The Wisconsin bishops added they believe that those who seek an exemption on religious grounds should be granted one, but those individuals should also take extra caution to slow the spread of the virus by other means.
“Every decision has consequences; and in this case, the person claiming a religious or ethical exemption should be ready to properly assume other scientifically recommended means of avoiding infection and contagion: face-coverings, social distancing, hand sanitizing, periodic testing, and quarantine,” they said. “Employers should respect their employees’ consciences and make necessary accommodations, but they are also responsible for the protection of the common good. Consequently, employers should maintain safety by requiring other ways of preventing the spread of infection by conscientious objectors.”
In an August statement, Archbishop Joseph Naumann of Kansas City praised the bishops of Wisconsin, Colorado, South Dakota and those “who urge employers to respect their employees’ consciences and make necessary accommodations, substituting other reasonable safety measures for mandated vaccination.”

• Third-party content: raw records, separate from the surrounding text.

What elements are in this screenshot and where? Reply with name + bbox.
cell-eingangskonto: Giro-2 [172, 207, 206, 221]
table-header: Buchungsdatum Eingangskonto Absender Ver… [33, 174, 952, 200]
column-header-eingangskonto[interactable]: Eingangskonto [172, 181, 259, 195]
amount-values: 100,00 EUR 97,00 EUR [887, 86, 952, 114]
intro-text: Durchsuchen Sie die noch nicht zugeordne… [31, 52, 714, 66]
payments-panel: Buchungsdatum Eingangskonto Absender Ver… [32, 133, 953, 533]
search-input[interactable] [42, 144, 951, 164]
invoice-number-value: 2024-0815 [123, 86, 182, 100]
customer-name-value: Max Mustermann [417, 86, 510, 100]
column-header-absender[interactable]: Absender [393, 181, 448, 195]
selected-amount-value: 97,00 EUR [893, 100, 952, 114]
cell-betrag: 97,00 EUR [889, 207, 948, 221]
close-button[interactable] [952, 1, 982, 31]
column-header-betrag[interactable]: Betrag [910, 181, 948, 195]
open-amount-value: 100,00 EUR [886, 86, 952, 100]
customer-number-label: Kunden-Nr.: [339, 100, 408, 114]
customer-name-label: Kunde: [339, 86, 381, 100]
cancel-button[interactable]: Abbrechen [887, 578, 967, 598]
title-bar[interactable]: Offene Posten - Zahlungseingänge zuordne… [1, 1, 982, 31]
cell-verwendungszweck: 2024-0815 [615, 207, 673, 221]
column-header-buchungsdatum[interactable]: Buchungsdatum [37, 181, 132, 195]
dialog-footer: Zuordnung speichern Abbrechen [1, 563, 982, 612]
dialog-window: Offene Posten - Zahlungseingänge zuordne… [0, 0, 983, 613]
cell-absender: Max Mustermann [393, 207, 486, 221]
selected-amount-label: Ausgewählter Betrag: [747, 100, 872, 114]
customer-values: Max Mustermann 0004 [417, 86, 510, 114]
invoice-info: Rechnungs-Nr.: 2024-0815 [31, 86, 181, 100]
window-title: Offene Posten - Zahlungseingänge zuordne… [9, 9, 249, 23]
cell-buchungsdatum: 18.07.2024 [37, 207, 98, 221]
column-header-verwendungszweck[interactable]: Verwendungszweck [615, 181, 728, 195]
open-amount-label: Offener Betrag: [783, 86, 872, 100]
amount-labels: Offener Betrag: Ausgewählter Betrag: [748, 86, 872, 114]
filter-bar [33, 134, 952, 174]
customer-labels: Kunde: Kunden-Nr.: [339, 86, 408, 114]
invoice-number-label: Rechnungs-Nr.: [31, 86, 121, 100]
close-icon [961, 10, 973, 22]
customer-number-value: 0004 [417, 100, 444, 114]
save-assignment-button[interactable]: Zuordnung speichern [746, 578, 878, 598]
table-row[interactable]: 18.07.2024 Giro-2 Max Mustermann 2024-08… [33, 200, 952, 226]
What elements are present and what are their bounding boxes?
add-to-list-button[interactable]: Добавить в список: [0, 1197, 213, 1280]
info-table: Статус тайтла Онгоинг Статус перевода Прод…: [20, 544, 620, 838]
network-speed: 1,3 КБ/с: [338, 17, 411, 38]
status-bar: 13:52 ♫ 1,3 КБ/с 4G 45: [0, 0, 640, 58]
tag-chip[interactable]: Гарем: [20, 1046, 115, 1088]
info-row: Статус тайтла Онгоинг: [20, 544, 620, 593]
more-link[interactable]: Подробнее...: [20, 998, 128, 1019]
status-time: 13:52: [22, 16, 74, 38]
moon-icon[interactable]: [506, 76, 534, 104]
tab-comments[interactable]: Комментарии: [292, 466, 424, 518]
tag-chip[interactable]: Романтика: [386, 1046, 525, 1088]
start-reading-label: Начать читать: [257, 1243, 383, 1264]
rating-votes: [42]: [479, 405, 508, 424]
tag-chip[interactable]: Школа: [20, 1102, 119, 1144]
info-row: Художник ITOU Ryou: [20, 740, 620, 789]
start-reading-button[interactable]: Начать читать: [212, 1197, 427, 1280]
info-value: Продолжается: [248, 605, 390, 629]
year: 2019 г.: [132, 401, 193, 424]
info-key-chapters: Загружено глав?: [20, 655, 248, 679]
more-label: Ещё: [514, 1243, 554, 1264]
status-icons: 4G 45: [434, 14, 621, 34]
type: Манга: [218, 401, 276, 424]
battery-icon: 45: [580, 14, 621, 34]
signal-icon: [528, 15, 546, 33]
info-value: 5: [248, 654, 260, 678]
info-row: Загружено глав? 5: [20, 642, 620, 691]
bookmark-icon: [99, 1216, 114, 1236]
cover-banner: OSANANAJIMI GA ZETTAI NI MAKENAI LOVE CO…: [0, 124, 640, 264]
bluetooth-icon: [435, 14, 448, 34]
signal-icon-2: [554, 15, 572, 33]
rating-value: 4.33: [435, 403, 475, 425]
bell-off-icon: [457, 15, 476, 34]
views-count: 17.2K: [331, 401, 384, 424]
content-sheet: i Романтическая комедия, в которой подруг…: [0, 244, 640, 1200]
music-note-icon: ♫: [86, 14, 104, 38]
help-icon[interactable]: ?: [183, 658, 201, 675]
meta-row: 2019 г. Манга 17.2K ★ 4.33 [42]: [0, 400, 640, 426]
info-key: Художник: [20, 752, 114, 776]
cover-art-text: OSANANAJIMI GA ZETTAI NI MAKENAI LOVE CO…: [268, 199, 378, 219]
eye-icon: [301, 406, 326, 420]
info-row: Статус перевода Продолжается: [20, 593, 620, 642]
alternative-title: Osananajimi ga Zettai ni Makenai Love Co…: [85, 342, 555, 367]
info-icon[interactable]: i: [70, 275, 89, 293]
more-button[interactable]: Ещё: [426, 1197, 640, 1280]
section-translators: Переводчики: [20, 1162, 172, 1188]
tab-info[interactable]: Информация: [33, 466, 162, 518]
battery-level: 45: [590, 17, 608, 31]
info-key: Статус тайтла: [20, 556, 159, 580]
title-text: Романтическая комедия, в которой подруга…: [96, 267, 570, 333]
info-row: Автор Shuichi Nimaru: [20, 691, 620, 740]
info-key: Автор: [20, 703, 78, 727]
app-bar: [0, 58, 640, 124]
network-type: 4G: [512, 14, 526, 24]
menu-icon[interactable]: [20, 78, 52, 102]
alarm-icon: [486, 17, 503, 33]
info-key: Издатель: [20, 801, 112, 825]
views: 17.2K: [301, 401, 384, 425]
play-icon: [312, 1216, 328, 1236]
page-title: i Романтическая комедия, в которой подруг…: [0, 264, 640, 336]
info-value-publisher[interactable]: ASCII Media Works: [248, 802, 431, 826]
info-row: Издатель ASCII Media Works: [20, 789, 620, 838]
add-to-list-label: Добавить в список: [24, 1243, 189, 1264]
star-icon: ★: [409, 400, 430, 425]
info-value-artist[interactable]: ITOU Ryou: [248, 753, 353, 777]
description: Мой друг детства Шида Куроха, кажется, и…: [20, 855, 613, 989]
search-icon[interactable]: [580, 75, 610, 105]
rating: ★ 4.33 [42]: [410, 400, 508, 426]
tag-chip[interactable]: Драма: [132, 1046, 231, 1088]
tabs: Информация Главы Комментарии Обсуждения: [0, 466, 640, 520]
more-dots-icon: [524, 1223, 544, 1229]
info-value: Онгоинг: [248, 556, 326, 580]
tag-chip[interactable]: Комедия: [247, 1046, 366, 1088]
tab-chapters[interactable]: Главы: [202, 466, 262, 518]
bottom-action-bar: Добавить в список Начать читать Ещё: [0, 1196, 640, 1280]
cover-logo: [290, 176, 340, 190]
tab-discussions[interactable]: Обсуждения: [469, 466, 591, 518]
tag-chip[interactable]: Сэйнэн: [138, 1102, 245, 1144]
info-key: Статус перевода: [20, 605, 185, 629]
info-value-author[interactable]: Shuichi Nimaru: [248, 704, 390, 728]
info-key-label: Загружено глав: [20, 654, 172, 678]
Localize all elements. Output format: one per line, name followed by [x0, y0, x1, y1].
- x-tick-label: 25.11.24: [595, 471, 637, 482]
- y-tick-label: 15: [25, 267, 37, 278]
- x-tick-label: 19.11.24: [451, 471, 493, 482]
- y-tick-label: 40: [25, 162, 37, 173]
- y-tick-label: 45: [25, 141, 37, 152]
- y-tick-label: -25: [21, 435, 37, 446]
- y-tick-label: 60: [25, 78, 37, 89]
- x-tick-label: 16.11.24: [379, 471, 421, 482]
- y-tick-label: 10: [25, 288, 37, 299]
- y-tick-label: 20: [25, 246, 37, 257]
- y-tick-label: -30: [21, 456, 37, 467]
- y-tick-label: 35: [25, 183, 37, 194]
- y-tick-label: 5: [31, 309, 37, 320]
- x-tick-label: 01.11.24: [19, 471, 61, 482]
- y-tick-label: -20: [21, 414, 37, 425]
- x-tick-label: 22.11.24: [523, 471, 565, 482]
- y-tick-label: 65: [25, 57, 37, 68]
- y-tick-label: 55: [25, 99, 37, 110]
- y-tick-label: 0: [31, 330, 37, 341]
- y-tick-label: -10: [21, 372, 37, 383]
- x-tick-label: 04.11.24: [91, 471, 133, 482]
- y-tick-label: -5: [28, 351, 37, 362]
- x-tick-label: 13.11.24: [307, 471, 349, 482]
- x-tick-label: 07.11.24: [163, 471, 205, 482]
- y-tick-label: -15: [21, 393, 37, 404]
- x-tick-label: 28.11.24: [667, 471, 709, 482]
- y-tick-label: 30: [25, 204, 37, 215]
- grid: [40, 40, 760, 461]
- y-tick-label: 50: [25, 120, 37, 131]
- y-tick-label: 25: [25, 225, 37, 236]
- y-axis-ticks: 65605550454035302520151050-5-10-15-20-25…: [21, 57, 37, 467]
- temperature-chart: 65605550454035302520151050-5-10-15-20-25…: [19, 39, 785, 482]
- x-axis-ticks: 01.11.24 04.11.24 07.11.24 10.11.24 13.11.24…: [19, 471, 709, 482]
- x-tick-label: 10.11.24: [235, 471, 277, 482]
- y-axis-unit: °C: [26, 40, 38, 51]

In some states, dioceses have also found themselves needing to respond to state-issued mandates for employees in schools - including Catholic schools.
In Washington State, Gov. Jay Inslee issued a COVID-19 vaccine mandate for all school employees. The mandate, announced August 18, includes those in charter or private schools.
Bishop Thomas Daly of Spokane issued a statement the next day, saying, “While we encourage vaccination, we do not intend on violating the consciences of our Catholic school teachers nor do we intend on vouching for another person’s conscience.”
He said the diocese was “in conversation with civic and health officials about government mandated vaccination requirements.”
In a follow-up statement, Daly clarified that parish schools must abide by the vaccine mandate, but added that both medical and religious exemptions would be permitted.
“The state recognizes two exemptions from this mandate,” he said. “The first is a medical exemption that one may obtain through his or her physician. The second is a religious exemption which, for us as Catholics, rests on the fact that a properly formed conscience is inviolable.”
On August 25, the state of Oregon announced that all school teachers and staff would be required to be fully vaccinated against COVID by mid-October.
The Archdiocese of Portland said in a statement that Catholic schools are expected to comply with this mandate, while also noting that applications for a conscience-based exemption would be considered on an individual basis.